Q. How can investors avoid the dogs out there?

A. There are a couple of ways. You can just say: "Look, I don't have enough time to do this full time. I'm just going to focus
on the very best companies -- the Microsofts and Cisco Systems and Oracles and Intels." But instead of buying them at
whatever P-E they are and getting killed on the stock price, buy them only when they're down. Of that list of maybe 100 or
120 companies that qualify as great growth-flow technology companies, it's amazing how many of them will have a time
when they get cheap because they maybe missed a quarter's earnings by 2 cents a share or Wall Street gets worried about
Korea or whatever.

Q. If you own a technology stock, how low should it go before you bail out?
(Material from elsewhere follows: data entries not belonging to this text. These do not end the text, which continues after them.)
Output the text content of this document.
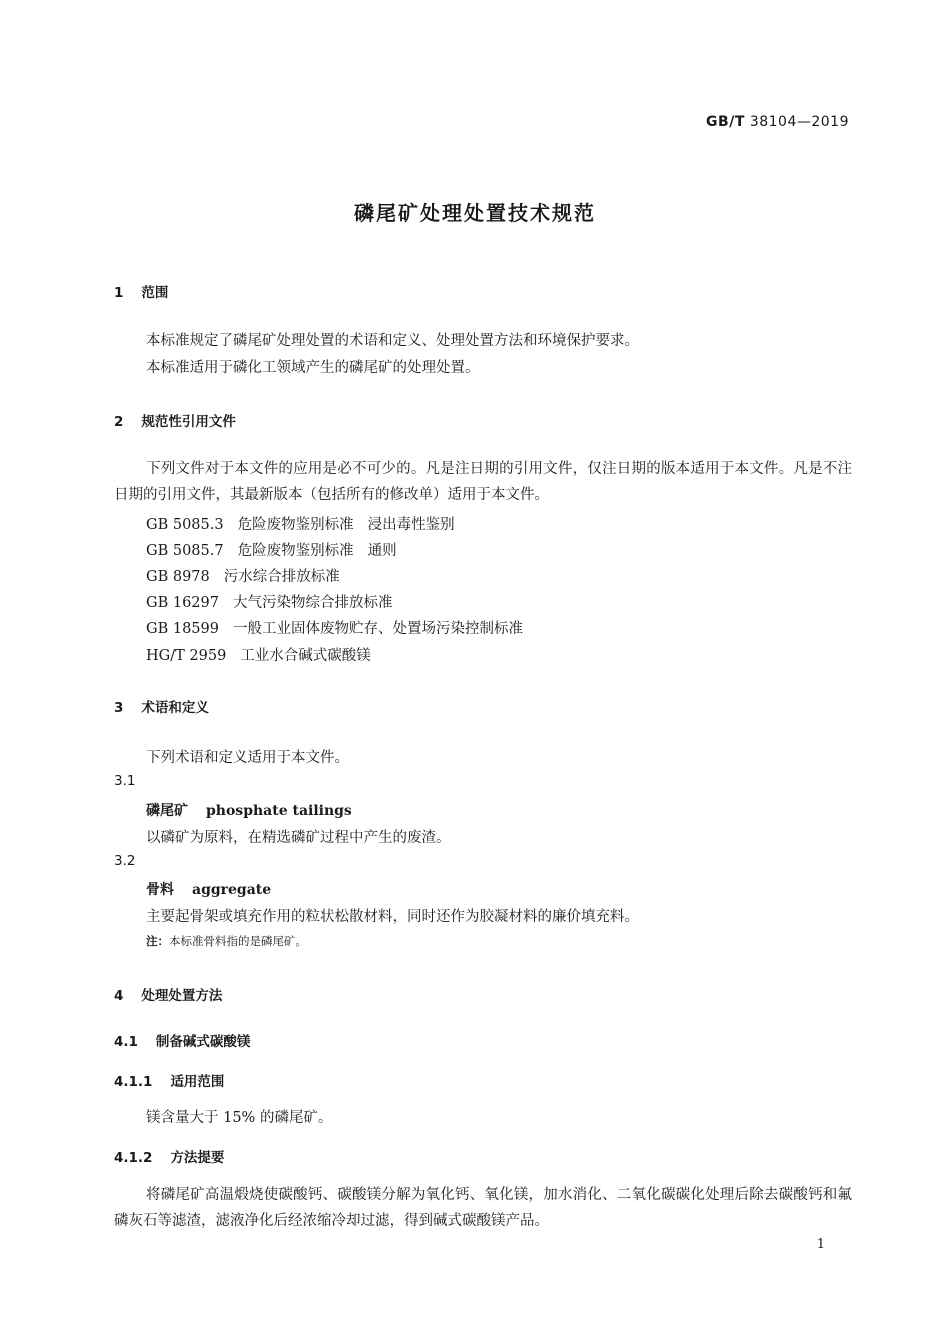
GB/T 38104—2019
磷尾矿处理处置技术规范
1 范围
本标准规定了磷尾矿处理处置的术语和定义、处理处置方法和环境保护要求。
本标准适用于磷化工领域产生的磷尾矿的处理处置。
2 规范性引用文件
下列文件对于本文件的应用是必不可少的。凡是注日期的引用文件，仅注日期的版本适用于本文件。凡是不注日期的引用文件，其最新版本（包括所有的修改单）适用于本文件。
GB 5085.3 危险废物鉴别标准 浸出毒性鉴别
GB 5085.7 危险废物鉴别标准 通则
GB 8978 污水综合排放标准
GB 16297 大气污染物综合排放标准
GB 18599 一般工业固体废物贮存、处置场污染控制标准
HG/T 2959 工业水合碱式碳酸镁
3 术语和定义
下列术语和定义适用于本文件。
3.1
磷尾矿 phosphate tailings
以磷矿为原料，在精选磷矿过程中产生的废渣。
3.2
骨料 aggregate
主要起骨架或填充作用的粒状松散材料，同时还作为胶凝材料的廉价填充料。
注：本标准骨料指的是磷尾矿。
4 处理处置方法
4.1 制备碱式碳酸镁
4.1.1 适用范围
镁含量大于 15% 的磷尾矿。
4.1.2 方法提要
将磷尾矿高温煅烧使碳酸钙、碳酸镁分解为氧化钙、氧化镁，加水消化、二氧化碳碳化处理后除去碳酸钙和氟磷灰石等滤渣，滤液净化后经浓缩冷却过滤，得到碱式碳酸镁产品。
1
A. Well, you can say: "I'm a long-term investor. As long as the growth-flow numbers look attractive, I'm staying." Or use a
mechanical approach and say, "If this stock goes down 20 percent, I'm going to exit on the theory that somebody knows
something I don't know or something was wrong with my analysis." I wouldn't use 15 percent; I think it's too tight in a
technology company. Then wait until the stock bottoms and, once it starts to lift, go back in it if you still want to be
involved.

Q. Do you have any advice for investors who like technology stocks but find them too volatile?

A. There are a couple of things you can do. Instead of owning tech stocks, you could own tech mutual funds. That would
spread the risk somewhat. Or you can buy technology convertible bonds. Convertibles have about half the risk of the
underlying common stock and they give you about 85 percent of the return that the stock will give you.

Third, don't buy all the same types of stocks. If the first stock you buy is in semiconductor equipment, maybe the next
should be in software. And if those first two are roughly in the electronics area, maybe the third should be biotech. When I
started following these stocks in 1970, it was the mainframe computer business and they pretty much all moved together.
Now, there's much diversity.

Q. Are you particularly bullish or bearish on any sector?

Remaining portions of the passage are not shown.